How to Write a Job Description

How to Write a Job Description

When you’re hiring a new employee, start with an effective job description so candidates know what to expect before applying. Once you’ve hired someone for the position, you can use that same job description to set goals for your employee.

You want your job descriptions to be clear enough that candidates understand what will be expected of them. At the same time, you want the job description to be flexible enough for the employee to feel comfortable taking calculated risks to better serve the company.

Gather the Right People to Help

Before you write a job description, gather the right people to help you.

If you already have employees, gather the manager of the new employee and other employees with similar jobs. These employees will know what skills are critical for an employee to be successful in the position.

If this is your first employee, ask your mentors to help you write the job description. This will give you a second set of eyes, so you don’t present the position as something it’s not.

Job Analysis

Start by looking at your employees’ job responsibilities of the rest of your employees to see how the new position will fit into your staff’s current roles. Focus on the most critical tasks the employee will need to accomplish and determine the most important outcomes needed from the position.

Look at job descriptions of similar positions at other companies, paying particular attention to compensation.

Write the Description

After you have gathered people to help you write the description and have done a thorough job analysis, it’s time to sit down and write the description. An effective job description has six sections: job title, company information, position description, job requirements, benefits, and a call to action.

Job Title

Start your job description with an accurate job title. Internally, you can use a creative or unique title, but in the job description, choose a title that is easily searched. If you’re hiring a receptionist, you can call them the Director of First Impressions, like publishing house Houghton Mifflin Harcourt, but it will be difficult for anyone to find your job post.

Company Information

Include an overview of your company upfront – share your mission and your values so potential candidates can understand the culture. It’s often more important to hire for cultural fit than for skills. You can always teach the necessary skills to someone who’s invested in your company and eager to learn, but you can’t teach someone to align with your values.

Include the importance of the position to the growth of the company so candidates know they’ll be part of something bigger than themselves.

Position Description

After the company overview, describe the key areas of responsibilities that the job will include. When you’re starting a business, you and your employees often have to perform multiple job functions, so make that clear in the description.

Job Requirements

If there are any experience and education requirements, make those requirements obvious in the job description.
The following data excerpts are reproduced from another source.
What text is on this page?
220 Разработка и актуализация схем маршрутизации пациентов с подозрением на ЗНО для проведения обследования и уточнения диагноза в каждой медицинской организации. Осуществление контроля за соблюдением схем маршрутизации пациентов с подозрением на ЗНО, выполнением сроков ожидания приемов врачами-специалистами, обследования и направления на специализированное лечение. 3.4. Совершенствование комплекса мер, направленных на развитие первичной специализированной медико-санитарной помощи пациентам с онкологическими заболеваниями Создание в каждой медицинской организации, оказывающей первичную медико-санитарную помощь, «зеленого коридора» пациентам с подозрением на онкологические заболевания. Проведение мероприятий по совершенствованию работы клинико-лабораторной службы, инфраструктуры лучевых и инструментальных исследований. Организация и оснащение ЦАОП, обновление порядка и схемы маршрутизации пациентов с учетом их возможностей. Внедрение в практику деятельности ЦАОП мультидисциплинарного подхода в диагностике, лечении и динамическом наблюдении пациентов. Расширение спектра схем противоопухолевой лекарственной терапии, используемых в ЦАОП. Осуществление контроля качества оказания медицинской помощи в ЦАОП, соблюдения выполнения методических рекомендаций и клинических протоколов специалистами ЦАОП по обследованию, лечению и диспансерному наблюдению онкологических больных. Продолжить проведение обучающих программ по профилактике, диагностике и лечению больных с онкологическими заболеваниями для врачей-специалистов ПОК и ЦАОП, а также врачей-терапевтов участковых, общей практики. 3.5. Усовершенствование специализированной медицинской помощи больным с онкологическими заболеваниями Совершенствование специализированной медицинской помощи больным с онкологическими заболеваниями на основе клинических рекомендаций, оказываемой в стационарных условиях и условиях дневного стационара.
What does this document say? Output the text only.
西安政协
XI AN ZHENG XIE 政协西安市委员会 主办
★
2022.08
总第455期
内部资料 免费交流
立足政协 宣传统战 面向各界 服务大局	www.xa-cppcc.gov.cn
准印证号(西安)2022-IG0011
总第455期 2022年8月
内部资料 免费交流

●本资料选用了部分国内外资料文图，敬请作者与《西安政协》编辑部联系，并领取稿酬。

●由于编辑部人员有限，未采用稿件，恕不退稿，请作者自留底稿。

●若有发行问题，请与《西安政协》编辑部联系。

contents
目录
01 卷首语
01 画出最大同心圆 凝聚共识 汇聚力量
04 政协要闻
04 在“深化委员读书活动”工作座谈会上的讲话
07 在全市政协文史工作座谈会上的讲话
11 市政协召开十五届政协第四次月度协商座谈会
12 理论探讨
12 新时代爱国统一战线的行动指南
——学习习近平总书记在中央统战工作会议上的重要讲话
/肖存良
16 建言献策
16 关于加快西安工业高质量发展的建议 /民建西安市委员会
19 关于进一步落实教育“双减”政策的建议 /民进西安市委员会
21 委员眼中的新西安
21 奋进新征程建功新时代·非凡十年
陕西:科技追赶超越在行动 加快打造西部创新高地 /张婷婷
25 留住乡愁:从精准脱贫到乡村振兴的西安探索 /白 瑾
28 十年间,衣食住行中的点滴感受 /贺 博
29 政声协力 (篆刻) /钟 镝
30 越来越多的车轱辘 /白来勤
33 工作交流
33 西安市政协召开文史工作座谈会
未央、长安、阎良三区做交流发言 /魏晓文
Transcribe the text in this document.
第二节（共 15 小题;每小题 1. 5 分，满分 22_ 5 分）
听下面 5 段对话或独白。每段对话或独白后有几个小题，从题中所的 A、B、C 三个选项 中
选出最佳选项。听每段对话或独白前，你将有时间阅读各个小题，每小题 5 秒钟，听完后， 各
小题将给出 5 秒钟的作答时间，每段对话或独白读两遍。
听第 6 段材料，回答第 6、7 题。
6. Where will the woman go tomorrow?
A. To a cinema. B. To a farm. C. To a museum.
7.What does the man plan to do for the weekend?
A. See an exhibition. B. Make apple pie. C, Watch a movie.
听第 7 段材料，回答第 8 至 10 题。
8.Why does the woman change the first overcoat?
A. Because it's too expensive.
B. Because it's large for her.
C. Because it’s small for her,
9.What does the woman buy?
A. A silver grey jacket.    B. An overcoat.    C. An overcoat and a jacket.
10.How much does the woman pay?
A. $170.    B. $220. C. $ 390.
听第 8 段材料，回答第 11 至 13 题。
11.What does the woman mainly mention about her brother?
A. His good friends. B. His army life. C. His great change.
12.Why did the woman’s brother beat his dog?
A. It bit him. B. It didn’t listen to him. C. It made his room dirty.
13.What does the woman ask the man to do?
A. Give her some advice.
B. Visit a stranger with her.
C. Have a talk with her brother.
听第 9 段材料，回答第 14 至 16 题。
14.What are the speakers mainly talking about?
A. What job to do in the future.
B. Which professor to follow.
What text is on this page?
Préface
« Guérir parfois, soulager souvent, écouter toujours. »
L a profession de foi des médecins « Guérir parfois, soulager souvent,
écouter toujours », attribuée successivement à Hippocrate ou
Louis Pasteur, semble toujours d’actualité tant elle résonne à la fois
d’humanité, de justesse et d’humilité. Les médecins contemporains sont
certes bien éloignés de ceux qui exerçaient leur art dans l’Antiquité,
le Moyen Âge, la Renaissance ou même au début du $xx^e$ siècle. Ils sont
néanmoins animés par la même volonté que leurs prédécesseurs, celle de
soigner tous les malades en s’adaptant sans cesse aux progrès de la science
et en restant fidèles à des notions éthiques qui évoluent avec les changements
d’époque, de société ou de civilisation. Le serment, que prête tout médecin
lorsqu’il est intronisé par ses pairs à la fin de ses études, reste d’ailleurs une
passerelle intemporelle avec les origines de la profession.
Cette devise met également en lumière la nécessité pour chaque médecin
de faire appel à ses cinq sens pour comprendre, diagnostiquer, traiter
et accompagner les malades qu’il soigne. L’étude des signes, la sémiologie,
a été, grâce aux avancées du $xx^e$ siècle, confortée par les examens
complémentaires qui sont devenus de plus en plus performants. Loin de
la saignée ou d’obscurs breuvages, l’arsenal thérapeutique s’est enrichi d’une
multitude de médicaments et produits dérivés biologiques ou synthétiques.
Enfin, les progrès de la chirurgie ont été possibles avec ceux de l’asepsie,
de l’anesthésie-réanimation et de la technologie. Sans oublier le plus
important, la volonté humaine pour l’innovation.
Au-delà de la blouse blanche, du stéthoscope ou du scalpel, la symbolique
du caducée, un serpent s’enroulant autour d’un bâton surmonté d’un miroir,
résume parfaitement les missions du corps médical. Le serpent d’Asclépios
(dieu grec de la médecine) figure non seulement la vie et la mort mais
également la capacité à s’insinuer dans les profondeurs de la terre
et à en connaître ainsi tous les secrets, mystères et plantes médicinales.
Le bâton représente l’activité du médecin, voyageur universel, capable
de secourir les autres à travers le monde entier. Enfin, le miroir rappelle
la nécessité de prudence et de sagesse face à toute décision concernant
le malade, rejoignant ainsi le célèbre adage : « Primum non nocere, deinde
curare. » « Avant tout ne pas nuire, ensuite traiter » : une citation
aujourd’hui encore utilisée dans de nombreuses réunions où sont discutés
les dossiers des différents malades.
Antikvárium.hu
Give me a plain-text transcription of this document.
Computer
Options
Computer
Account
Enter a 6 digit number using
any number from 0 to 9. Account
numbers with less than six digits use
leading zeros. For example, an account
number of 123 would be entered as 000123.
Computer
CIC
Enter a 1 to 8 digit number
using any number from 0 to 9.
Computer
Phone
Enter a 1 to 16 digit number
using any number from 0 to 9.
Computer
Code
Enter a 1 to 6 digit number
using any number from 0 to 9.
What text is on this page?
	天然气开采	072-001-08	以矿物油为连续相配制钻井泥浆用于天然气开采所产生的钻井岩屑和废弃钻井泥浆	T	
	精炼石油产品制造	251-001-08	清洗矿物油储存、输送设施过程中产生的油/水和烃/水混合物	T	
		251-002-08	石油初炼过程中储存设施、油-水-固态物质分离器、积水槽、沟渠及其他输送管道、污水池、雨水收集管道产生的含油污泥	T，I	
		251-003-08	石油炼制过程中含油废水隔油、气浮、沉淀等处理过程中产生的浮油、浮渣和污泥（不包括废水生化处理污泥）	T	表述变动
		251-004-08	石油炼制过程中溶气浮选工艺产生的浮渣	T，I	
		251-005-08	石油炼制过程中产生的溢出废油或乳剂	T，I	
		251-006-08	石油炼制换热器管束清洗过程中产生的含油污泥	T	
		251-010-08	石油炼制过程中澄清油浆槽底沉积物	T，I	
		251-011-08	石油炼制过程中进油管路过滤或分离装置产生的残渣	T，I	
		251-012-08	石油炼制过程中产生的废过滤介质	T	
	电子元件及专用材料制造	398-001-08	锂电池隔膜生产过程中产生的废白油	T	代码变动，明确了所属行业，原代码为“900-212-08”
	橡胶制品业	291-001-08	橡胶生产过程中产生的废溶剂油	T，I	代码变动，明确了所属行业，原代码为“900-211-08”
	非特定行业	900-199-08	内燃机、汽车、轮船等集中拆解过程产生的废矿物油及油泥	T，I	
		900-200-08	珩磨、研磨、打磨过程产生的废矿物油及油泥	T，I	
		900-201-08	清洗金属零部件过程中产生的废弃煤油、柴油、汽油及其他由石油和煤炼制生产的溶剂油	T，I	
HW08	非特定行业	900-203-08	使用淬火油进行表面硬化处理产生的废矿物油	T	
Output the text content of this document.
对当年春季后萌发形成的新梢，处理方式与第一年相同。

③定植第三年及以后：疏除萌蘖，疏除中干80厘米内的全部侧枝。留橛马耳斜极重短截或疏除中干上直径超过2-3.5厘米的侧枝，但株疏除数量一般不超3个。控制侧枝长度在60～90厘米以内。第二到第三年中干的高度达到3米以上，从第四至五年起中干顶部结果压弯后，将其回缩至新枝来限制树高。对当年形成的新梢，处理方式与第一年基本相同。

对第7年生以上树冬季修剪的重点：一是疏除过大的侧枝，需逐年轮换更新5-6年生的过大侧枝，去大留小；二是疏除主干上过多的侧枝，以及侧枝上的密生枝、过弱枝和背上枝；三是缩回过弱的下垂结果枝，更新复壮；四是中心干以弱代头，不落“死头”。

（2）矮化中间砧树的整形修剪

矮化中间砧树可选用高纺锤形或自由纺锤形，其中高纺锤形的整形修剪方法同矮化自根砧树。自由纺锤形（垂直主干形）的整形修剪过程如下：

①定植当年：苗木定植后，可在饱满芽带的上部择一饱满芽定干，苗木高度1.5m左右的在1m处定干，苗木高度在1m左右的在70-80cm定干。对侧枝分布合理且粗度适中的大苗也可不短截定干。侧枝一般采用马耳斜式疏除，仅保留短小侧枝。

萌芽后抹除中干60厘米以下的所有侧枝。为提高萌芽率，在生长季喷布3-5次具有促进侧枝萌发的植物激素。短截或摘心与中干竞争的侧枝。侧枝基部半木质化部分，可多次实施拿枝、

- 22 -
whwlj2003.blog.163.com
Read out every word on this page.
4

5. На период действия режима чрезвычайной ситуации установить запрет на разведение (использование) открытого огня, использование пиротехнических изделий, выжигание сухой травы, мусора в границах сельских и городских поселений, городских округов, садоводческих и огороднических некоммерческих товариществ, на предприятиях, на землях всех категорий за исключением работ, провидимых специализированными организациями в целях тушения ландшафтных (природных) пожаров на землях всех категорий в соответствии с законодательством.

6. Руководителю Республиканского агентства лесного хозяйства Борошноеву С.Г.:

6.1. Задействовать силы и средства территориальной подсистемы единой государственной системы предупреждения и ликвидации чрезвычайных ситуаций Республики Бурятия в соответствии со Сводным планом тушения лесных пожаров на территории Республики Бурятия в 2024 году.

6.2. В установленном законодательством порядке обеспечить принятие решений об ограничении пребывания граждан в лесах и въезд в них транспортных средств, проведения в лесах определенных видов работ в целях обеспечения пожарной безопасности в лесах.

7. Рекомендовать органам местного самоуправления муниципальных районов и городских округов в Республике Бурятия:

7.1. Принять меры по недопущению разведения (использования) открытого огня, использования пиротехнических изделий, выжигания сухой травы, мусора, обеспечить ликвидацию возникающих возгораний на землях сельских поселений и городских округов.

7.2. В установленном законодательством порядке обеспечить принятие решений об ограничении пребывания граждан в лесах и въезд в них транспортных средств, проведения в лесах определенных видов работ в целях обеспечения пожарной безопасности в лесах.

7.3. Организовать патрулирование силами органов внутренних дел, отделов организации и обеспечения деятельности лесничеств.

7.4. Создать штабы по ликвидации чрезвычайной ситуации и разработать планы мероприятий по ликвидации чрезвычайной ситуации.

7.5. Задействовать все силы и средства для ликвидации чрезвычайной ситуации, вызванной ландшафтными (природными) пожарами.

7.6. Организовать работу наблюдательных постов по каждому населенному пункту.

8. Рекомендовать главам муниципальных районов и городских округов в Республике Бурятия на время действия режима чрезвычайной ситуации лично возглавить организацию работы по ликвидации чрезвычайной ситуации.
You’ll have people who don’t meet the requirements apply, but you’ll be able to weed them out quickly.

Include any physical demands for the position to comply with Americans with Disabilities Act (ADA) policies.


Include key benefits, such as health insurance and work-from-home opportunities, in the job description, particularly if you can’t match the pay of other companies.

Call to Action

At the end of the job description, include the company’s contact information and instructions on how to apply. Posting instructions can be an easy way to find candidates who are able to follow instructions correctly.